Architecture¶
russo is designed around a simple pipeline with pluggable components connected by protocols.
The Pipeline¶
graph TD
P["Text Prompt"]
S["Synthesizer"]
C["Cache Layer"]
AG["Agent Under Test"]
PR["Response Parser"]
E["Evaluator"]
R["EvalResult"]
P --> S
S <-.-> C
S -->|Audio| AG
AG -->|Raw Response| PR
PR -->|AgentResponse| E
E --> R
Flow¶
- Text Prompt → The natural language instruction (e.g., "Book a flight from Berlin to Rome")
- Synthesizer → Converts text to audio using a TTS provider. The cache layer intercepts here to avoid redundant API calls.
- Agent → The LLM agent under test receives the audio and returns tool calls. Agents may use a ResponseParser internally to normalize provider-specific formats.
- Evaluator → Compares expected tool calls against actual ones, producing a detailed
EvalResult.
Data Types¶
All data flows through Pydantic models:
classDiagram
class Audio {
+bytes data
+str format
+int sample_rate
+int channels
+save(path)
}
class ToolCall {
+str name
+dict arguments
}
class AgentResponse {
+list~ToolCall~ tool_calls
+Any raw
}
class EvalResult {
+bool passed
+list~ToolCall~ expected
+list~ToolCall~ actual
+list~ToolCallMatch~ matches
+match_rate() float
+summary() str
}
class ToolCallMatch {
+ToolCall expected
+ToolCall actual
+bool matched
+str details
}
AgentResponse --> ToolCall
EvalResult --> ToolCall
EvalResult --> ToolCallMatch
ToolCallMatch --> ToolCall
Design Principles¶
Protocol-based (Structural Typing)¶
russo uses typing.Protocol for all extension points. You never inherit from a base class — if your object has the right methods, it works:
# This is a valid Synthesizer — no inheritance needed
class MySynth:
async def synthesize(self, text: str) -> Audio:
...
Async-first¶
The pipeline is fully async. Synthesizers and agents are async methods, making it natural to call external APIs without blocking.
Provider-agnostic¶
The core pipeline knows nothing about Gemini, OpenAI, or any specific provider. Provider-specific logic lives in adapters and parsers.
Pydantic Models¶
All data types are Pydantic models, giving you:
- Automatic validation
- Serialization / deserialization
- Rich
reprfor debugging - Type safety
Module Layout¶
russo/
├── __init__.py # Public API surface
├── _types.py # Pydantic data models
├── _protocols.py # Protocol definitions
├── _pipeline.py # The run() function
├── _cache.py # AudioCache + CachedSynthesizer
├── _helpers.py # tool_call() + @agent decorator
├── _assertions.py # assert_tool_calls()
├── adapters/ # Agent adapters (Gemini, OpenAI, HTTP, WS)
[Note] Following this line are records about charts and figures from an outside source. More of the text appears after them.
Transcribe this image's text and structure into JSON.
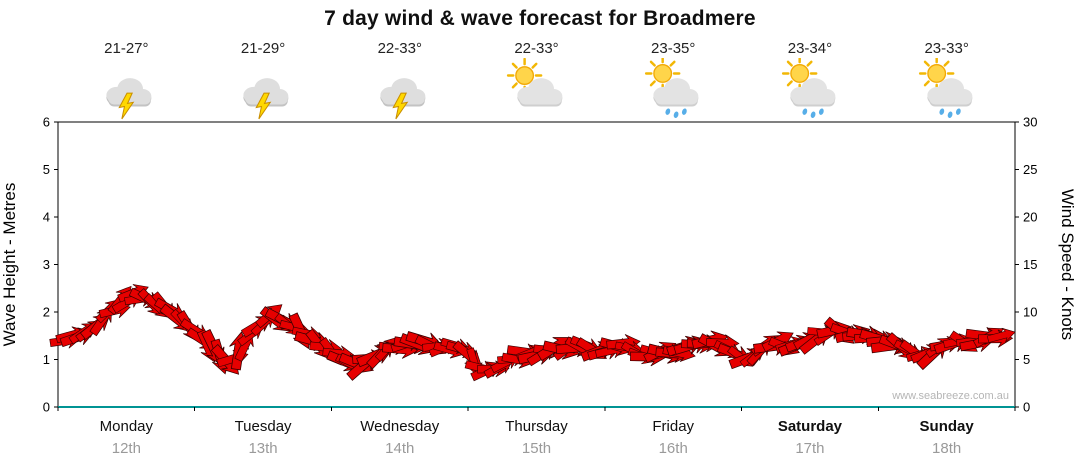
{
  "title": "7 day wind & wave forecast for Broadmere",
  "watermark": "www.seabreeze.com.au",
  "colors": {
    "band": "#e60000",
    "band_outline": "#3a0000",
    "baseline": "#009494",
    "date_text": "#9a9a9a"
  },
  "axes": {
    "left_label": "Wave Height - Metres",
    "right_label": "Wind Speed - Knots",
    "left_ticks": [
      0,
      1,
      2,
      3,
      4,
      5,
      6
    ],
    "right_ticks": [
      0,
      5,
      10,
      15,
      20,
      25,
      30
    ]
  },
  "days": [
    {
      "name": "Monday",
      "date": "12th",
      "temp": "21-27°",
      "icon": "storm",
      "bold": false
    },
    {
      "name": "Tuesday",
      "date": "13th",
      "temp": "21-29°",
      "icon": "storm",
      "bold": false
    },
    {
      "name": "Wednesday",
      "date": "14th",
      "temp": "22-33°",
      "icon": "storm",
      "bold": false
    },
    {
      "name": "Thursday",
      "date": "15th",
      "temp": "22-33°",
      "icon": "sun-cloud",
      "bold": false
    },
    {
      "name": "Friday",
      "date": "16th",
      "temp": "23-35°",
      "icon": "sun-cloud-rain",
      "bold": false
    },
    {
      "name": "Saturday",
      "date": "17th",
      "temp": "23-34°",
      "icon": "sun-cloud-rain",
      "bold": true
    },
    {
      "name": "Sunday",
      "date": "18th",
      "temp": "23-33°",
      "icon": "sun-cloud-rain",
      "bold": true
    }
  ],
  "chart_data": {
    "type": "area",
    "subtype": "wind-arrow-band",
    "title": "7 day wind & wave forecast for Broadmere",
    "xlabel": "",
    "ylabel_left": "Wave Height - Metres",
    "ylabel_right": "Wind Speed - Knots",
    "ylim_left": [
      0,
      6
    ],
    "ylim_right": [
      0,
      30
    ],
    "grid": "off",
    "legend": "none",
    "x_categories": [
      "Monday 12th",
      "Tuesday 13th",
      "Wednesday 14th",
      "Thursday 15th",
      "Friday 16th",
      "Saturday 17th",
      "Sunday 18th"
    ],
    "series": [
      {
        "name": "Wind speed (red arrow band, right axis, knots)",
        "axis": "right",
        "x_days": [
          0.0,
          0.16,
          0.31,
          0.45,
          0.56,
          0.71,
          0.82,
          0.93,
          1.04,
          1.15,
          1.26,
          1.37,
          1.48,
          1.55,
          1.66,
          1.77,
          1.88,
          1.99,
          2.1,
          2.21,
          2.32,
          2.43,
          2.54,
          2.65,
          2.79,
          2.9,
          3.01,
          3.09,
          3.2,
          3.31,
          3.42,
          3.53,
          3.67,
          3.82,
          3.97,
          4.11,
          4.26,
          4.4,
          4.55,
          4.7,
          4.81,
          4.92,
          5.03,
          5.14,
          5.25,
          5.36,
          5.46,
          5.57,
          5.68,
          5.79,
          5.9,
          6.01,
          6.12,
          6.23,
          6.34,
          6.45,
          6.56,
          6.67,
          6.78,
          6.89,
          6.99
        ],
        "values_knots": [
          7.0,
          7.5,
          9.0,
          11.0,
          11.8,
          11.0,
          10.5,
          8.5,
          7.5,
          6.0,
          4.5,
          6.5,
          8.8,
          9.5,
          9.0,
          8.0,
          6.8,
          6.0,
          5.0,
          4.5,
          5.3,
          6.0,
          6.5,
          6.8,
          6.5,
          6.3,
          5.5,
          4.0,
          4.3,
          5.0,
          5.5,
          5.8,
          6.0,
          6.3,
          6.0,
          6.5,
          5.5,
          5.8,
          6.0,
          6.5,
          6.8,
          6.0,
          5.0,
          6.0,
          6.8,
          6.5,
          7.0,
          7.5,
          8.3,
          7.5,
          7.3,
          7.0,
          6.5,
          5.8,
          5.3,
          6.3,
          7.0,
          6.8,
          7.3,
          7.5,
          7.3
        ]
      }
    ]
  }
}
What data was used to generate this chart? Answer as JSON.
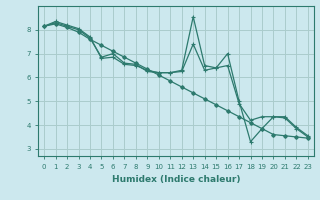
{
  "title": "",
  "xlabel": "Humidex (Indice chaleur)",
  "ylabel": "",
  "background_color": "#cce8ee",
  "grid_color": "#aacccc",
  "line_color": "#2d7a6e",
  "xlim": [
    -0.5,
    23.5
  ],
  "ylim": [
    2.7,
    9.0
  ],
  "yticks": [
    3,
    4,
    5,
    6,
    7,
    8
  ],
  "xticks": [
    0,
    1,
    2,
    3,
    4,
    5,
    6,
    7,
    8,
    9,
    10,
    11,
    12,
    13,
    14,
    15,
    16,
    17,
    18,
    19,
    20,
    21,
    22,
    23
  ],
  "series1_x": [
    0,
    1,
    2,
    3,
    4,
    5,
    6,
    7,
    8,
    9,
    10,
    11,
    12,
    13,
    14,
    15,
    16,
    17,
    18,
    19,
    20,
    21,
    22,
    23
  ],
  "series1_y": [
    8.15,
    8.35,
    8.2,
    8.05,
    7.7,
    6.8,
    6.85,
    6.55,
    6.5,
    6.3,
    6.2,
    6.2,
    6.3,
    8.55,
    6.5,
    6.4,
    7.0,
    5.0,
    3.3,
    3.85,
    4.35,
    4.35,
    3.9,
    3.55
  ],
  "series2_x": [
    0,
    1,
    2,
    3,
    4,
    5,
    6,
    7,
    8,
    9,
    10,
    11,
    12,
    13,
    14,
    15,
    16,
    17,
    18,
    19,
    20,
    21,
    22,
    23
  ],
  "series2_y": [
    8.15,
    8.25,
    8.1,
    7.9,
    7.6,
    7.35,
    7.1,
    6.85,
    6.6,
    6.35,
    6.1,
    5.85,
    5.6,
    5.35,
    5.1,
    4.85,
    4.6,
    4.35,
    4.1,
    3.85,
    3.6,
    3.55,
    3.5,
    3.45
  ],
  "series3_x": [
    0,
    1,
    2,
    3,
    4,
    5,
    6,
    7,
    8,
    9,
    10,
    11,
    12,
    13,
    14,
    15,
    16,
    17,
    18,
    19,
    20,
    21,
    22,
    23
  ],
  "series3_y": [
    8.15,
    8.3,
    8.15,
    8.0,
    7.65,
    6.85,
    7.0,
    6.6,
    6.55,
    6.25,
    6.2,
    6.2,
    6.25,
    7.4,
    6.3,
    6.4,
    6.5,
    4.9,
    4.2,
    4.35,
    4.35,
    4.3,
    3.85,
    3.5
  ]
}
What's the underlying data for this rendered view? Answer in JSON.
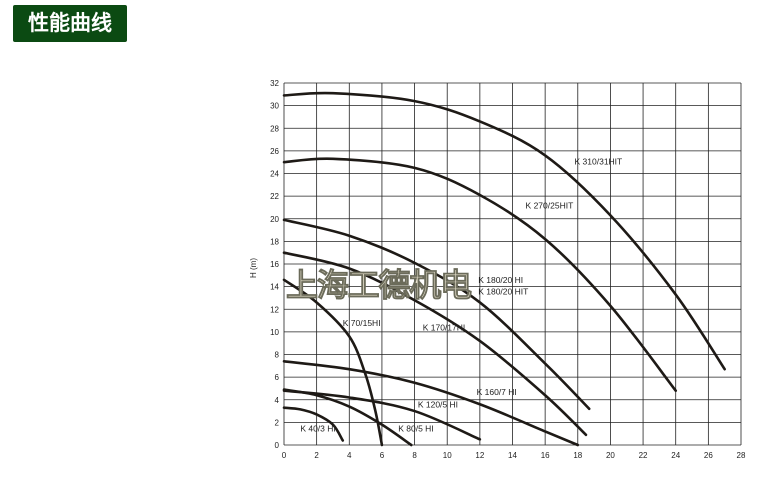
{
  "header": {
    "title": "性能曲线"
  },
  "watermark": "上海工德机电",
  "chart_data": {
    "type": "line",
    "title": "",
    "xlabel": "",
    "ylabel": "H (m)",
    "xlim": [
      0,
      28
    ],
    "ylim": [
      0,
      32
    ],
    "xticks": [
      0,
      2,
      4,
      6,
      8,
      10,
      12,
      14,
      16,
      18,
      20,
      22,
      24,
      26,
      28
    ],
    "yticks": [
      0,
      2,
      4,
      6,
      8,
      10,
      12,
      14,
      16,
      18,
      20,
      22,
      24,
      26,
      28,
      30,
      32
    ],
    "grid": true,
    "series": [
      {
        "name": "K 40/3 HI",
        "x": [
          0,
          1,
          2,
          3,
          3.6
        ],
        "y": [
          3.3,
          3.15,
          2.7,
          1.8,
          0.4
        ]
      },
      {
        "name": "K 80/5 HI",
        "x": [
          0,
          2,
          4,
          6,
          7.8
        ],
        "y": [
          4.9,
          4.4,
          3.4,
          1.8,
          0
        ]
      },
      {
        "name": "K 70/15HI",
        "x": [
          0,
          2,
          4,
          5,
          5.6,
          6
        ],
        "y": [
          14.6,
          12.6,
          9.6,
          6.2,
          3,
          0
        ]
      },
      {
        "name": "K 120/5 HI",
        "x": [
          0,
          4,
          8,
          12
        ],
        "y": [
          4.8,
          4.2,
          3,
          0.5
        ]
      },
      {
        "name": "K 160/7 HI",
        "x": [
          0,
          4,
          8,
          12,
          16,
          18
        ],
        "y": [
          7.4,
          6.7,
          5.5,
          3.6,
          1.2,
          0
        ]
      },
      {
        "name": "K 170/17HI",
        "x": [
          0,
          4,
          8,
          12,
          16,
          18.5
        ],
        "y": [
          17,
          15.6,
          12.8,
          9.2,
          4.4,
          0.9
        ]
      },
      {
        "name": "K 180/20 HI",
        "x": [
          0,
          4,
          8,
          12,
          16,
          18.7
        ],
        "y": [
          19.9,
          18.5,
          16.1,
          12.6,
          7.2,
          3.2
        ]
      },
      {
        "name": "K 270/25HIT",
        "x": [
          0,
          3,
          8,
          12,
          16,
          20,
          24
        ],
        "y": [
          25,
          25.3,
          24.5,
          22.1,
          18.2,
          12.3,
          4.8
        ]
      },
      {
        "name": "K 310/31HIT",
        "x": [
          0,
          3,
          8,
          12,
          16,
          20,
          24,
          27
        ],
        "y": [
          30.9,
          31.1,
          30.4,
          28.6,
          25.6,
          20.3,
          13.3,
          6.7
        ]
      }
    ],
    "labels": [
      {
        "text": "K 40/3 HI",
        "x": 1,
        "y": 1.2
      },
      {
        "text": "K 80/5 HI",
        "x": 7,
        "y": 1.2
      },
      {
        "text": "K 70/15HI",
        "x": 3.6,
        "y": 10.5
      },
      {
        "text": "K 120/5 HI",
        "x": 8.2,
        "y": 3.3
      },
      {
        "text": "K 160/7 HI",
        "x": 11.8,
        "y": 4.4
      },
      {
        "text": "K 170/17HI",
        "x": 8.5,
        "y": 10.1
      },
      {
        "text": "K 180/20 HI",
        "x": 11.9,
        "y": 14.3
      },
      {
        "text": "K 180/20 HIT",
        "x": 11.9,
        "y": 13.3
      },
      {
        "text": "K 270/25HIT",
        "x": 14.8,
        "y": 20.9
      },
      {
        "text": "K 310/31HIT",
        "x": 17.8,
        "y": 24.8
      }
    ]
  }
}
├── synthesizers/ # TTS providers (Google)
├── evaluators/ # Matching logic (ExactEvaluator)
├── parsers/ # Response normalizers (Gemini, OpenAI)
├── report/ # Terminal + HTML reporting
├── pytest_plugin.py # pytest integration
├── cli.py # CLI runner
├── config.py # Config file loading
├── models.py # Extended models for CLI/config mode
├── interfaces.py # ABC interfaces for CLI/config mode
├── pipeline.py # CLI pipeline runner
└── registry.py # Component registry for config mode
Private modules (prefixed with _) contain the core API. Public modules contain provider-specific implementations and integrations.